Federal Defender Natasha Taylor-Smith argued that recordings from surveillance and the officers’ body cameras are not clear enough to prove that Fitzsimons is the person who assaulted them. She also has argued that Fitzsimons went to the Capitol as part of an effort to persuade members of Congress to oppose the certification of the presidential election due to alleged voting irregularities. He was not intending to breach the building, she argued.
In the years before his arrest, Fitzsimons espoused white supremacist rhetoric at the State House in Augusta and on social media, threatened U.S. Rep.
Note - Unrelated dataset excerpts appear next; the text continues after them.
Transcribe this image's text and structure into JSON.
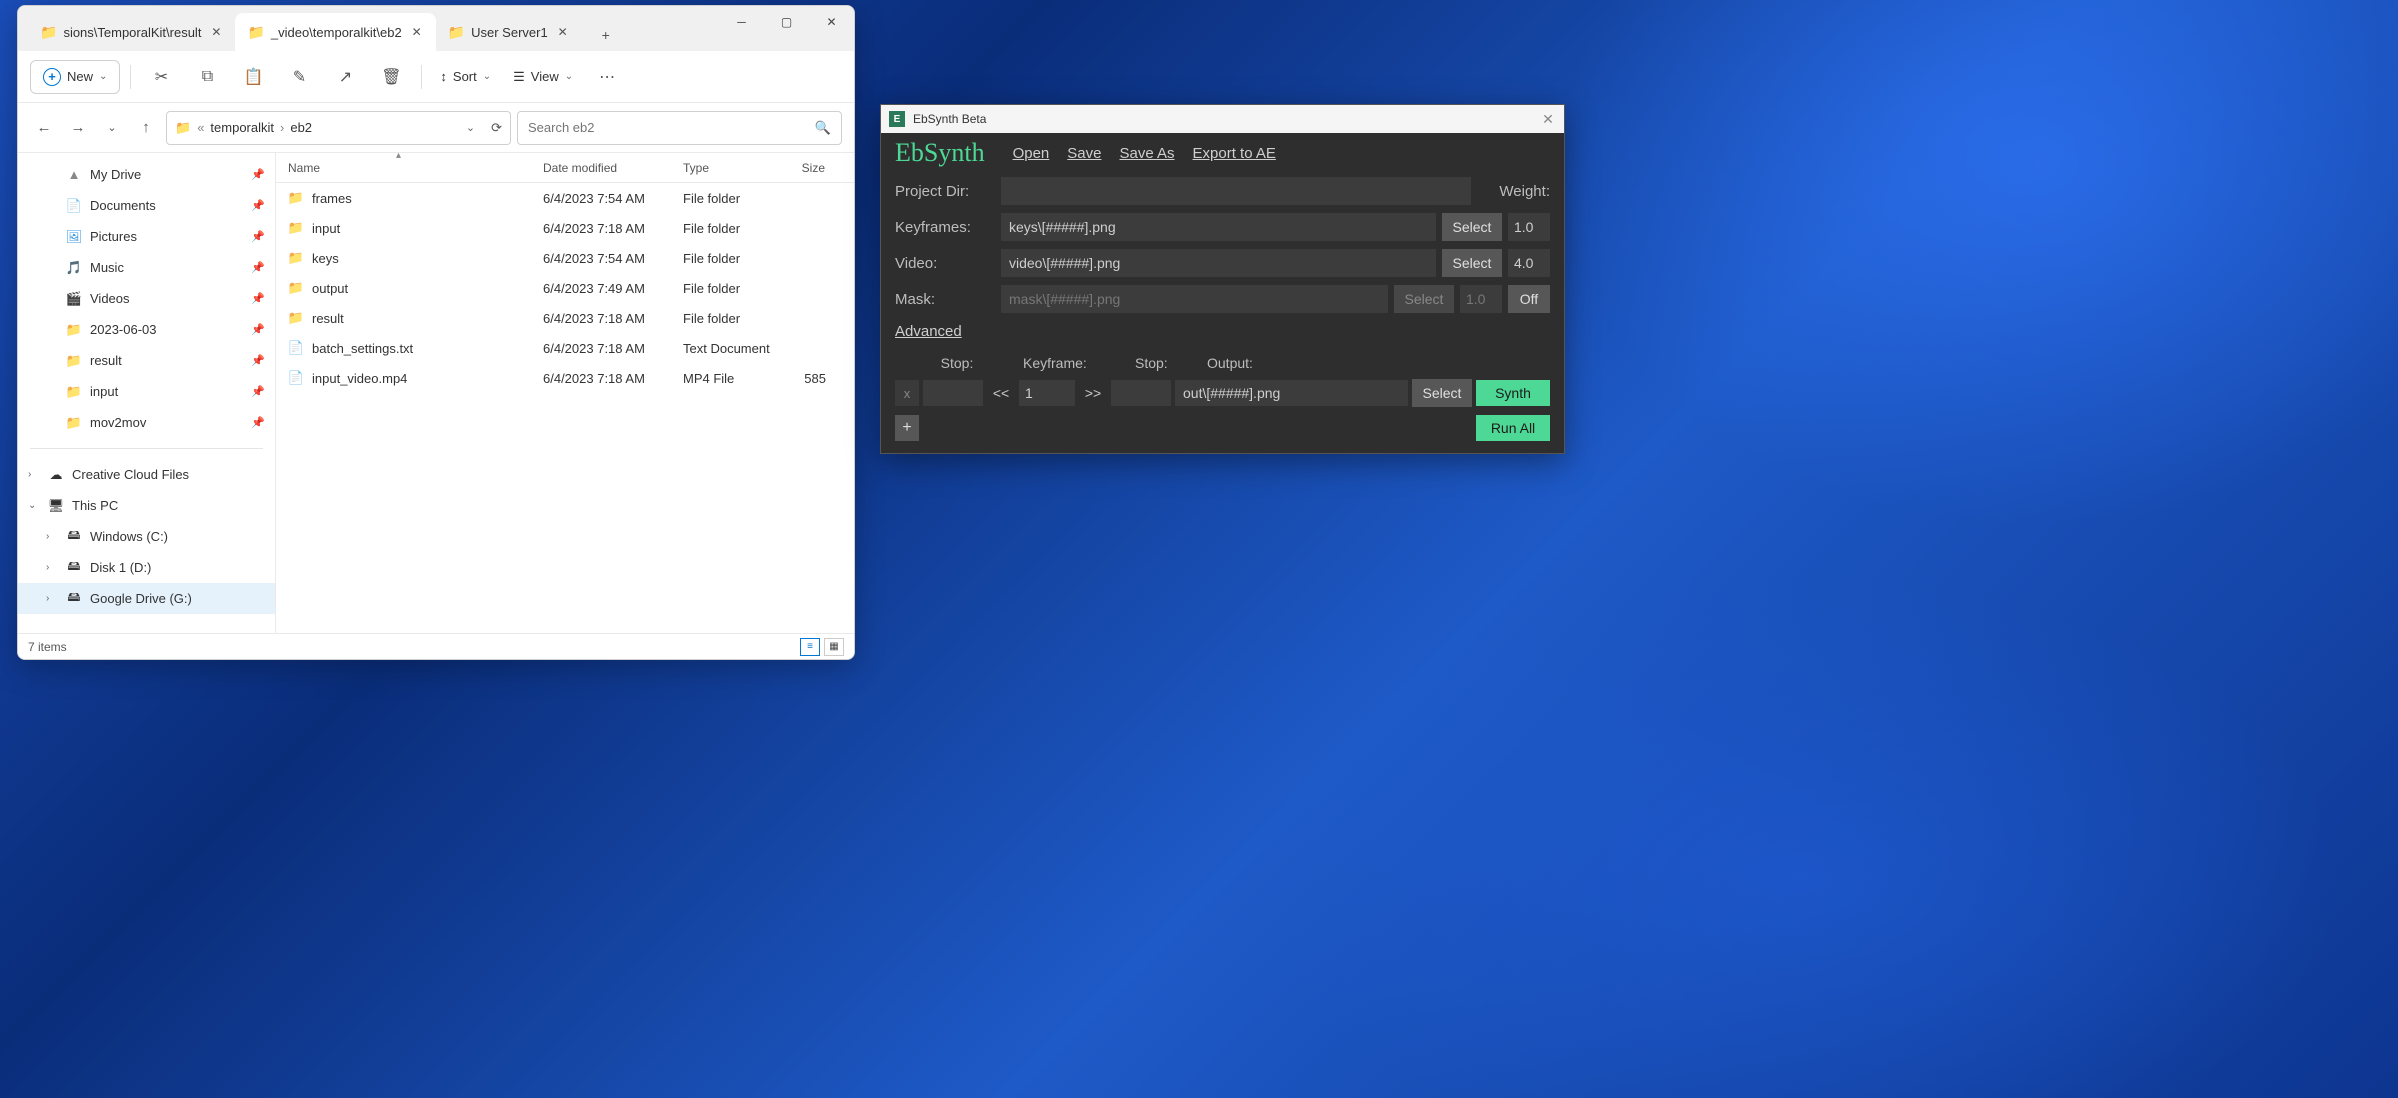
{
  "explorer": {
    "tabs": [
      {
        "label": "sions\\TemporalKit\\result"
      },
      {
        "label": "_video\\temporalkit\\eb2"
      },
      {
        "label": "User Server1"
      }
    ],
    "active_tab": 1,
    "toolbar": {
      "new": "New",
      "sort": "Sort",
      "view": "View"
    },
    "breadcrumb": {
      "prefix": "«",
      "a": "temporalkit",
      "b": "eb2"
    },
    "search_placeholder": "Search eb2",
    "columns": {
      "name": "Name",
      "date": "Date modified",
      "type": "Type",
      "size": "Size"
    },
    "side": {
      "quick": [
        {
          "name": "My Drive",
          "icon": "ic-gd"
        },
        {
          "name": "Documents",
          "icon": "ic-doc"
        },
        {
          "name": "Pictures",
          "icon": "ic-pic"
        },
        {
          "name": "Music",
          "icon": "ic-mus"
        },
        {
          "name": "Videos",
          "icon": "ic-vid"
        },
        {
          "name": "2023-06-03",
          "icon": "ic-folder"
        },
        {
          "name": "result",
          "icon": "ic-folder"
        },
        {
          "name": "input",
          "icon": "ic-folder"
        },
        {
          "name": "mov2mov",
          "icon": "ic-folder"
        }
      ],
      "nav": [
        {
          "name": "Creative Cloud Files",
          "level": 1,
          "chev": "›",
          "icon": "☁"
        },
        {
          "name": "This PC",
          "level": 1,
          "chev": "⌄",
          "icon": "🖥"
        },
        {
          "name": "Windows (C:)",
          "level": 2,
          "chev": "›",
          "icon": "🖴"
        },
        {
          "name": "Disk 1 (D:)",
          "level": 2,
          "chev": "›",
          "icon": "🖴"
        },
        {
          "name": "Google Drive (G:)",
          "level": 2,
          "chev": "›",
          "icon": "🖴",
          "sel": true
        }
      ]
    },
    "files": [
      {
        "name": "frames",
        "date": "6/4/2023 7:54 AM",
        "type": "File folder",
        "size": "",
        "icon": "folder"
      },
      {
        "name": "input",
        "date": "6/4/2023 7:18 AM",
        "type": "File folder",
        "size": "",
        "icon": "folder"
      },
      {
        "name": "keys",
        "date": "6/4/2023 7:54 AM",
        "type": "File folder",
        "size": "",
        "icon": "folder"
      },
      {
        "name": "output",
        "date": "6/4/2023 7:49 AM",
        "type": "File folder",
        "size": "",
        "icon": "folder"
      },
      {
        "name": "result",
        "date": "6/4/2023 7:18 AM",
        "type": "File folder",
        "size": "",
        "icon": "folder"
      },
      {
        "name": "batch_settings.txt",
        "date": "6/4/2023 7:18 AM",
        "type": "Text Document",
        "size": "",
        "icon": "file"
      },
      {
        "name": "input_video.mp4",
        "date": "6/4/2023 7:18 AM",
        "type": "MP4 File",
        "size": "585",
        "icon": "file"
      }
    ],
    "status": "7 items"
  },
  "ebsynth": {
    "title": "EbSynth Beta",
    "brand": "EbSynth",
    "menu": {
      "open": "Open",
      "save": "Save",
      "saveas": "Save As",
      "export": "Export to AE"
    },
    "labels": {
      "project": "Project Dir:",
      "keyframes": "Keyframes:",
      "video": "Video:",
      "mask": "Mask:",
      "weight": "Weight:",
      "advanced": "Advanced"
    },
    "fields": {
      "project": "",
      "keyframes": "keys\\[#####].png",
      "video": "video\\[#####].png",
      "mask": "mask\\[#####].png"
    },
    "weights": {
      "keyframes": "1.0",
      "video": "4.0",
      "mask": "1.0"
    },
    "buttons": {
      "select": "Select",
      "off": "Off",
      "synth": "Synth",
      "runall": "Run All",
      "plus": "+",
      "x": "x",
      "prev": "<<",
      "next": ">>"
    },
    "seq": {
      "hdr": {
        "stop1": "Stop:",
        "keyframe": "Keyframe:",
        "stop2": "Stop:",
        "output": "Output:"
      },
      "kf": "1",
      "out": "out\\[#####].png"
    }
  }
}
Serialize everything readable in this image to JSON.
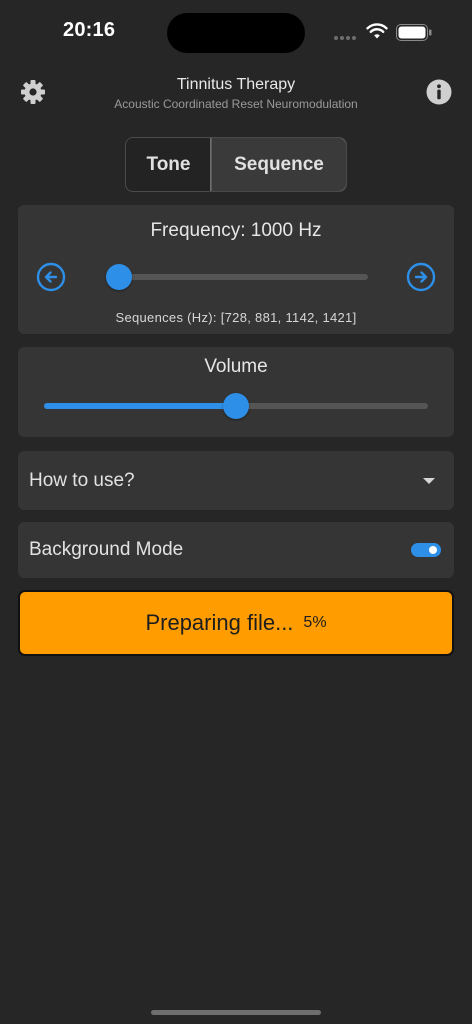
{
  "status_bar": {
    "time": "20:16",
    "battery_level": 1.0
  },
  "header": {
    "title": "Tinnitus Therapy",
    "subtitle": "Acoustic Coordinated Reset Neuromodulation",
    "settings_icon": "gear-icon",
    "info_icon": "info-icon"
  },
  "mode_toggle": {
    "options": [
      "Tone",
      "Sequence"
    ],
    "selected": "Sequence"
  },
  "frequency": {
    "label": "Frequency: 1000 Hz",
    "slider_value": 0.05,
    "sequences_text": "Sequences (Hz): [728, 881, 1142, 1421]",
    "decrease_icon": "arrow-left-circle-icon",
    "increase_icon": "arrow-right-circle-icon"
  },
  "volume": {
    "label": "Volume",
    "slider_value": 0.5
  },
  "how_to_use": {
    "label": "How to use?",
    "icon": "caret-down-icon"
  },
  "background_mode": {
    "label": "Background Mode",
    "enabled": true
  },
  "progress": {
    "label": "Preparing file...",
    "percent_text": "5%",
    "percent": 5
  },
  "colors": {
    "accent": "#2e8fe8",
    "progress_bg": "#ff9c00",
    "background": "#262626",
    "card": "#353535"
  }
}
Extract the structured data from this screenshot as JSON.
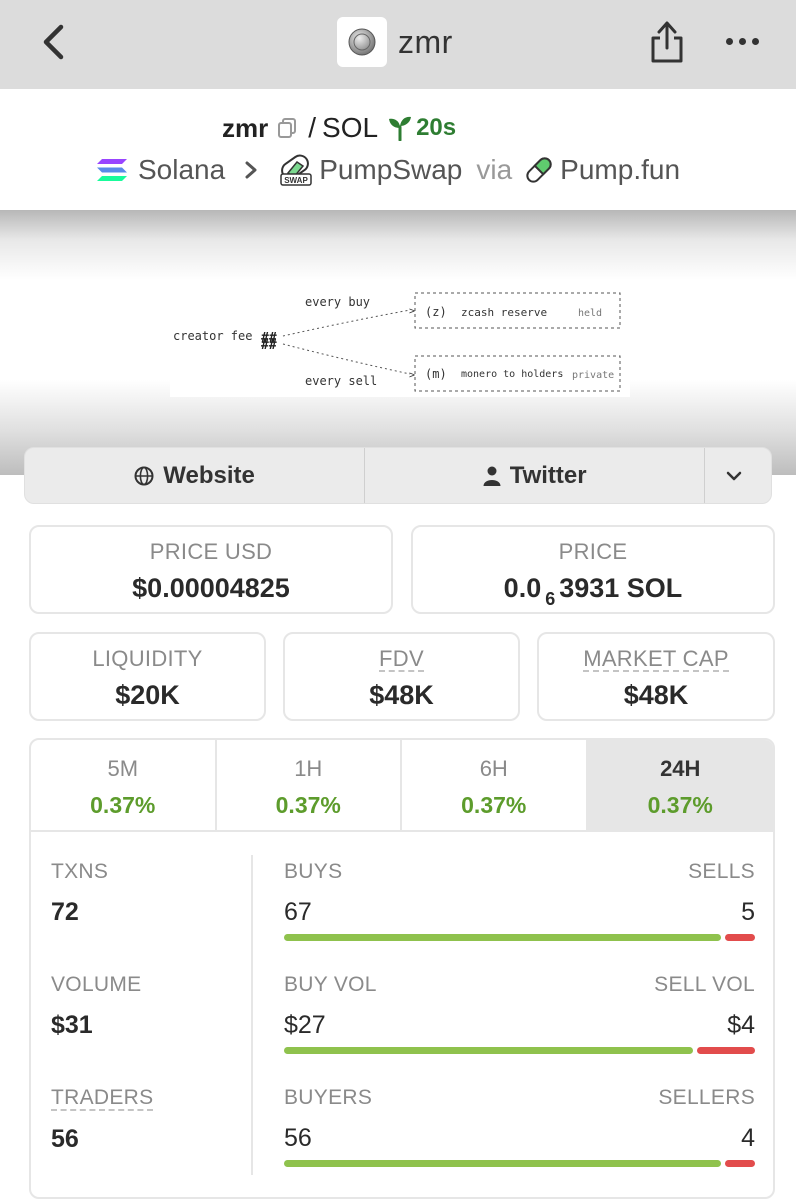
{
  "topbar": {
    "site_name": "zmr"
  },
  "pair": {
    "base": "zmr",
    "separator": "/",
    "quote": "SOL",
    "age": "20s",
    "chain": "Solana",
    "dex": "PumpSwap",
    "via": "via",
    "launchpad": "Pump.fun"
  },
  "banner": {
    "creator_fee": "creator fee",
    "every_buy": "every buy",
    "every_sell": "every sell",
    "reserve_symbol": "(z)",
    "reserve_label": "zcash reserve",
    "reserve_status": "held",
    "holders_symbol": "(m)",
    "holders_label": "monero to holders",
    "holders_status": "private"
  },
  "links": {
    "website": "Website",
    "twitter": "Twitter"
  },
  "stats": {
    "price_usd_label": "PRICE USD",
    "price_usd": "$0.00004825",
    "price_label": "PRICE",
    "price_prefix": "0.0",
    "price_sub": "6",
    "price_suffix": "3931 SOL",
    "liquidity_label": "LIQUIDITY",
    "liquidity": "$20K",
    "fdv_label": "FDV",
    "fdv": "$48K",
    "mcap_label": "MARKET CAP",
    "mcap": "$48K"
  },
  "timeframes": [
    {
      "label": "5M",
      "change": "0.37%"
    },
    {
      "label": "1H",
      "change": "0.37%"
    },
    {
      "label": "6H",
      "change": "0.37%"
    },
    {
      "label": "24H",
      "change": "0.37%"
    }
  ],
  "selected_timeframe": "24H",
  "txns": {
    "txns_label": "TXNS",
    "txns": "72",
    "buys_label": "BUYS",
    "buys": "67",
    "sells_label": "SELLS",
    "sells": "5",
    "volume_label": "VOLUME",
    "volume": "$31",
    "buy_vol_label": "BUY VOL",
    "buy_vol": "$27",
    "sell_vol_label": "SELL VOL",
    "sell_vol": "$4",
    "traders_label": "TRADERS",
    "traders": "56",
    "buyers_label": "BUYERS",
    "buyers": "56",
    "sellers_label": "SELLERS",
    "sellers": "4"
  },
  "colors": {
    "positive": "#5d9c2c",
    "buy_bar": "#8fc24d",
    "sell_bar": "#e24c4c",
    "age": "#2e7d32"
  }
}
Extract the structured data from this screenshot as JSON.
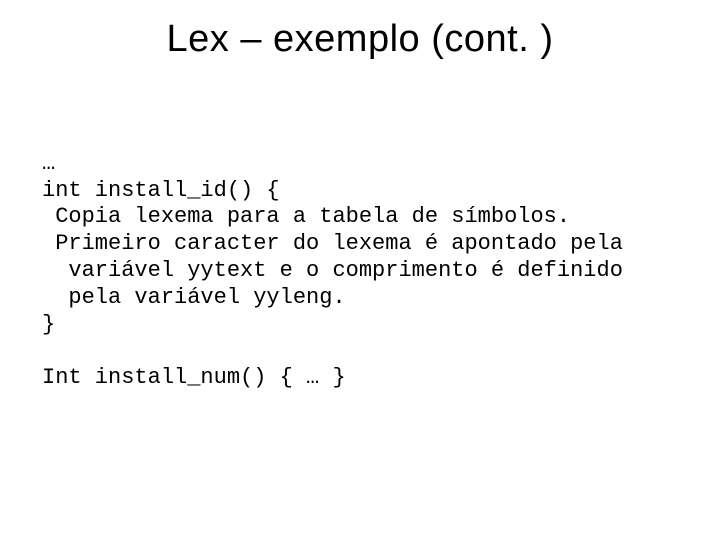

Chellie Pingree if she voted to impeach former President Donald Trump, and had two “unnerving” encounters with Maine Rep. Michele Meyer, D-Eliot.
He told state lawmakers in 2018 that he had moved to Maine to escape “multicultural hellholes,” and that immigrants were “killing off yankee New England culture.”
In the more than 20 months since Jan. 6, 2021, 919 people have been arrested in nearly all 50 states for crimes related to the breach of the U.S. Capitol, including more than 260 individuals such as Fitzsimons charged with assaulting or impeding law enforcement, according to the Department of Justice, which is tasked with prosecuting the cases.
The investigation remains ongoing.
Fitzsimons’ felony charges carry a total statutory maximum sentence of 91 years in prison and potentially additional financial penalties. His four misdemeanor crimes carry a combined statutory maximum sentence of three years of incarceration and potential financial penalties.
Fitzsimons will be sentenced on Feb. 17, 2023, in Washington, D.C.
So far, the longest prison sentence a convicted rioter has received is 10 years. That sentence was imposed earlier this month on a former New York City police officer who swung a metal flagpole at a Washington, D.C., officer, according to the New York Times.
The retired officer, Thomas Webster, was the first person charged in connection with the riot to defend himself before a jury with a self-defense argument, a similar defense to the one presented by Fitzsimons’ attorney.
Webster was convicted in May of all of the felony charges he faced, including assault.